Flow cytometry (FCM) is a high tech that can simultaneously perform multi-parameter, rapid quantitative analysis and sorting of cells or biological particles in a fast linear flow state.
The characteristics of flow cytometry: 1. As long as the sample is prepared into a single cell or biological particle suspension, it can be analyzed. 2. The measurement speed is fast, thousands or even tens of thousands of cells can be measured per second. 3. It can simultaneously measure the multi-parameter characteristics of each cell. 4. While analyzing the cell characteristics, the cells with the specified characteristics can be separated, so as to further cultivate, clone, observe or perform certain experiments on these specific cells.
Flow cytometer system
Specimen → Laser system → Flow system → Signal processing system → Amplification system → Computer system → Result printing
Principles of flow cytometry
The specimen to be tested is prepared as a single cell suspension, which is then fluorescently stained and goes into a flow chamber filled with sheath fluid. The pressure of the sheath fluid is different from the pressure of the sample stream. When the pressure difference between the two reaches a certain level, the sheath fluid entrains the cells in the sample stream and arranges them in a single row to pass through the laser focus area one by one.
If we label the cells of interest with specific fluorescent dyes, these dyes will fluoresce at a specific wavelength when the cells pass through the laser detection area. Through a certain wavelength selective permeability color filter, we can distinguish the scattered light and fluorescent signals of different wavelengths and send them to different photomultiplier tubes. After a series of signal conversion, amplification, and digital processing, we can intuitively count the percentages of cells stained with various fluorescent dyes on the computer. Choosing different monoclonal antibodies and fluorescent dyes, we can use FC to measure many different characteristics on a cell at the same time. If you are interested in cells with certain characteristics, the flow sorting function can sort them out for further cultivation and research.
Workflow of flow cytometry sorting
1. Preparation of single-cell suspension
The cells or particles to be tested are made into a single cell suspension and stained with specific fluorescent dye-labeled antibodies. These cells enter the flow chamber under constant gas pressure. The buffer solution containing no cells or particles is ejected from the sheath fluid tube under high pressure. The inlet direction of the sheath liquid tube forms a certain angle with the sample flow to be measured. The sheath fluid flows around the sample at high speed, forming a cylindrical fluid stream. The cells or particles to be tested are arranged in a single row under the coating of the sheath fluid and pass through the detection area in sequence.
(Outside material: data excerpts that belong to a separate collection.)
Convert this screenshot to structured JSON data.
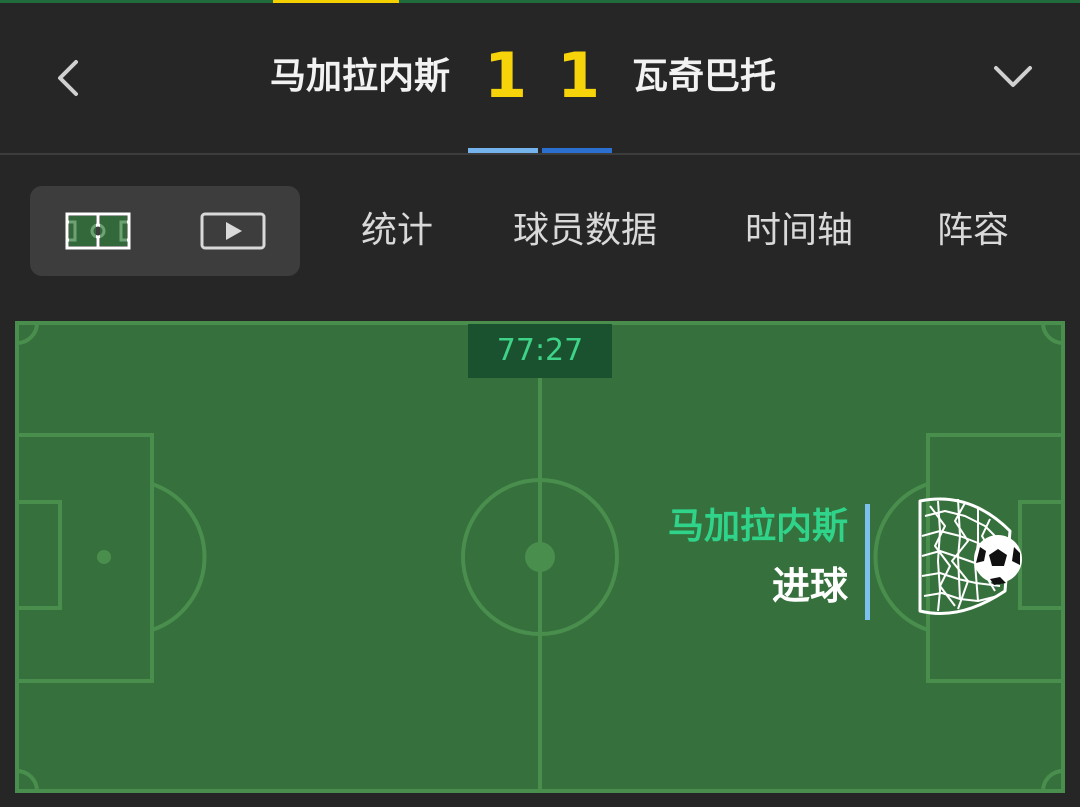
{
  "header": {
    "home_team": "马加拉内斯",
    "away_team": "瓦奇巴托",
    "home_score": "1",
    "away_score": "1",
    "back_icon": "chevron-left-icon",
    "collapse_icon": "chevron-down-icon"
  },
  "view_toggle": {
    "pitch_icon": "pitch-icon",
    "video_icon": "play-video-icon",
    "selected": "pitch"
  },
  "tabs": [
    {
      "label": "统计"
    },
    {
      "label": "球员数据"
    },
    {
      "label": "时间轴"
    },
    {
      "label": "阵容"
    }
  ],
  "pitch": {
    "clock": "77:27",
    "event": {
      "team": "马加拉内斯",
      "type": "进球",
      "icon": "goal-net-ball-icon"
    }
  },
  "colors": {
    "background": "#262626",
    "score": "#f7d40a",
    "pitch": "#36703c",
    "clock_text": "#3ed388",
    "event_team": "#2fd38a",
    "home_bar": "#74b3ec",
    "away_bar": "#2b6fd0"
  }
}
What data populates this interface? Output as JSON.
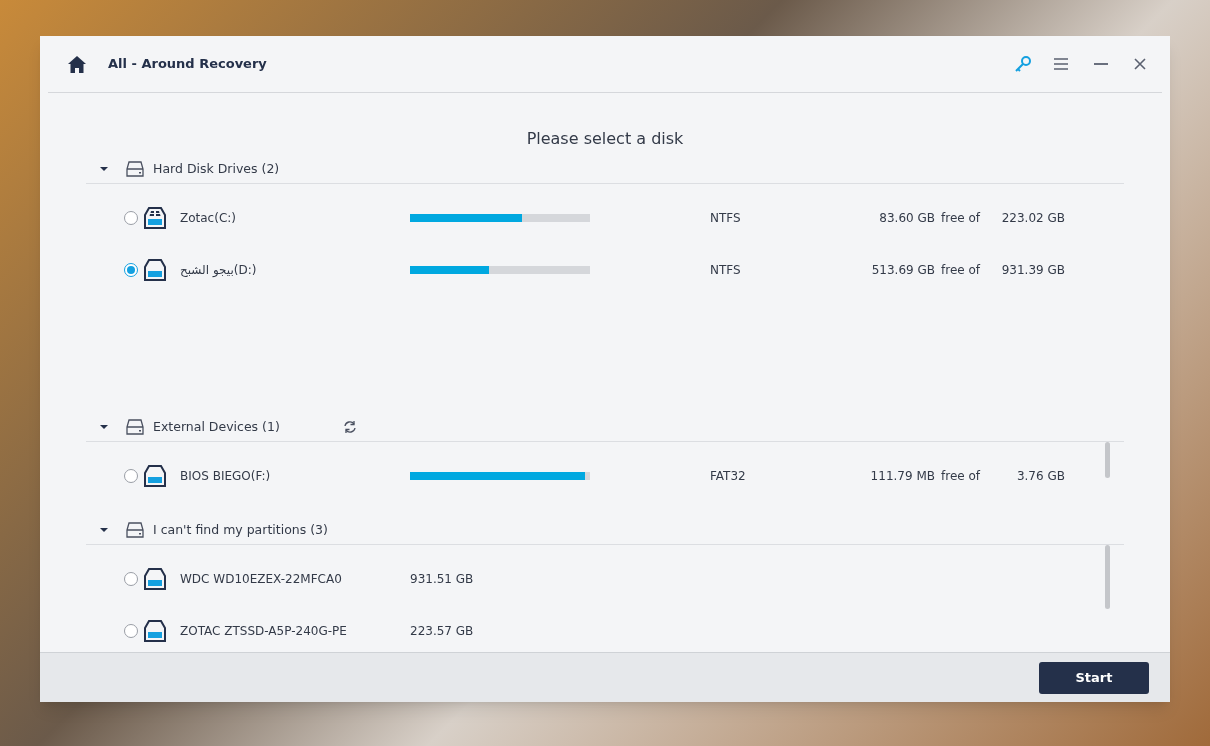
{
  "window": {
    "title": "All - Around Recovery"
  },
  "heading": "Please select a disk",
  "sections": [
    {
      "title": "Hard Disk Drives (2)",
      "expanded": true,
      "items": [
        {
          "kind": "system_volume",
          "name": "Zotac(C:)",
          "selected": false,
          "level": 0.62,
          "filesystem": "NTFS",
          "free": "83.60 GB",
          "free_of": "free of",
          "total": "223.02 GB"
        },
        {
          "kind": "volume",
          "name": "بيجو الشبح(D:)",
          "selected": true,
          "level": 0.44,
          "filesystem": "NTFS",
          "free": "513.69 GB",
          "free_of": "free of",
          "total": "931.39 GB"
        }
      ]
    },
    {
      "title": "External Devices (1)",
      "expanded": true,
      "refresh_button": true,
      "items": [
        {
          "kind": "volume",
          "name": "BIOS BIEGO(F:)",
          "selected": false,
          "level": 0.97,
          "filesystem": "FAT32",
          "free": "111.79 MB",
          "free_of": "free of",
          "total": "3.76 GB"
        }
      ]
    },
    {
      "title": "I can't find my partitions (3)",
      "expanded": true,
      "items": [
        {
          "kind": "disk",
          "name": "WDC WD10EZEX-22MFCA0",
          "selected": false,
          "size": "931.51 GB"
        },
        {
          "kind": "disk",
          "name": "ZOTAC ZTSSD-A5P-240G-PE",
          "selected": false,
          "size": "223.57 GB"
        }
      ]
    }
  ],
  "footer": {
    "button": "Start"
  }
}
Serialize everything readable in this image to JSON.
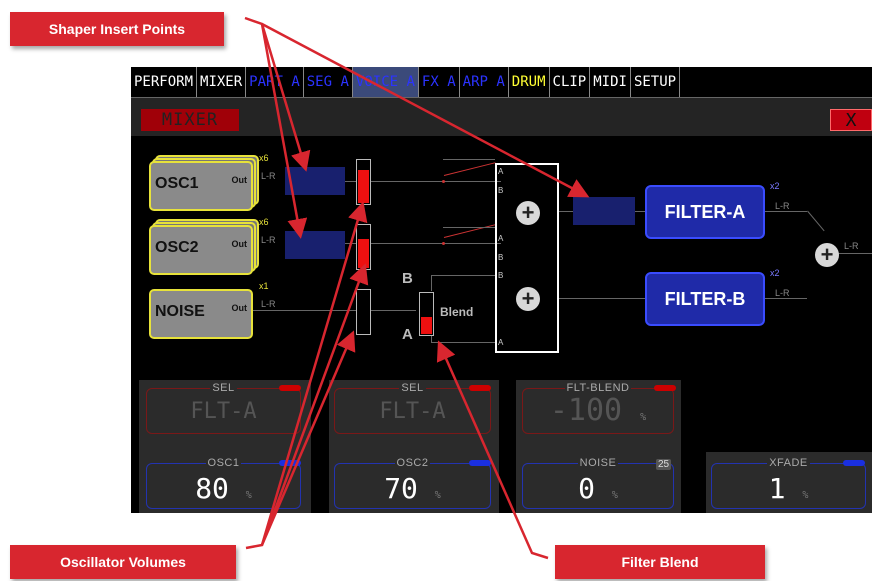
{
  "callouts": {
    "shaper": "Shaper Insert Points",
    "osc_volumes": "Oscillator Volumes",
    "filter_blend": "Filter Blend"
  },
  "tabs": [
    {
      "label": "PERFORM",
      "color": "white"
    },
    {
      "label": "MIXER",
      "color": "white"
    },
    {
      "label": "PART A",
      "color": "blue"
    },
    {
      "label": "SEG A",
      "color": "blue"
    },
    {
      "label": "VOICE A",
      "color": "blue"
    },
    {
      "label": "FX A",
      "color": "blue"
    },
    {
      "label": "ARP A",
      "color": "blue"
    },
    {
      "label": "DRUM",
      "color": "yellow"
    },
    {
      "label": "CLIP",
      "color": "white"
    },
    {
      "label": "MIDI",
      "color": "white"
    },
    {
      "label": "SETUP",
      "color": "white"
    }
  ],
  "title": "MIXER",
  "close_label": "X",
  "sources": [
    {
      "label": "OSC1",
      "out": "Out",
      "mult": "x6",
      "lr": "L-R"
    },
    {
      "label": "OSC2",
      "out": "Out",
      "mult": "x6",
      "lr": "L-R"
    },
    {
      "label": "NOISE",
      "out": "Out",
      "mult": "x1",
      "lr": "L-R"
    }
  ],
  "filters": [
    {
      "label": "FILTER-A",
      "mult": "x2",
      "lr": "L-R"
    },
    {
      "label": "FILTER-B",
      "mult": "x2",
      "lr": "L-R"
    }
  ],
  "output_lr": "L-R",
  "volumes": {
    "osc1": 0.8,
    "osc2": 0.7,
    "noise": 0.0,
    "blend": 0.45
  },
  "blend": {
    "b": "B",
    "a": "A",
    "label": "Blend"
  },
  "ports": {
    "a": "A",
    "b": "B"
  },
  "knobs_top": [
    {
      "caption": "SEL",
      "value": "FLT-A",
      "unit": ""
    },
    {
      "caption": "SEL",
      "value": "FLT-A",
      "unit": ""
    },
    {
      "caption": "FLT-BLEND",
      "value": "-100",
      "unit": "%"
    }
  ],
  "knobs_bottom": [
    {
      "caption": "OSC1",
      "value": "80",
      "unit": "%"
    },
    {
      "caption": "OSC2",
      "value": "70",
      "unit": "%"
    },
    {
      "caption": "NOISE",
      "value": "0",
      "unit": "%",
      "badge": "25"
    },
    {
      "caption": "XFADE",
      "value": "1",
      "unit": "%"
    }
  ],
  "colors": {
    "accent_red": "#d8262f",
    "filter_blue": "#1f2aa8",
    "block_yellow": "#e7e23a"
  }
}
2. Collect fluorescent signals on single cells
A flow cytometer usually uses a laser as a light source, and the focused and shaped beam irradiates the sample stream vertically. The fluorescent dyes on the cells or particles are excited, generating scattered light and exciting fluorescence. The light scattering signal is detected at a small angle in the forward direction, and this signal reflects the size of the cell volume. The receiving direction of the fluorescent signal is perpendicular to the laser beam, and is separated by a series of dichroic mirrors and band-pass filters to form multiple fluorescent signals of different wavelengths.
3. Statistical results
The intensity of the fluorescent signal represents the intensity of the surface antigen of the measured cell membrane or the concentration of the substance in the cell, which is converted into a digital signal that can be recognized by a computer through photoelectric conversion. The computer processes the various signals and then displays the analysis results.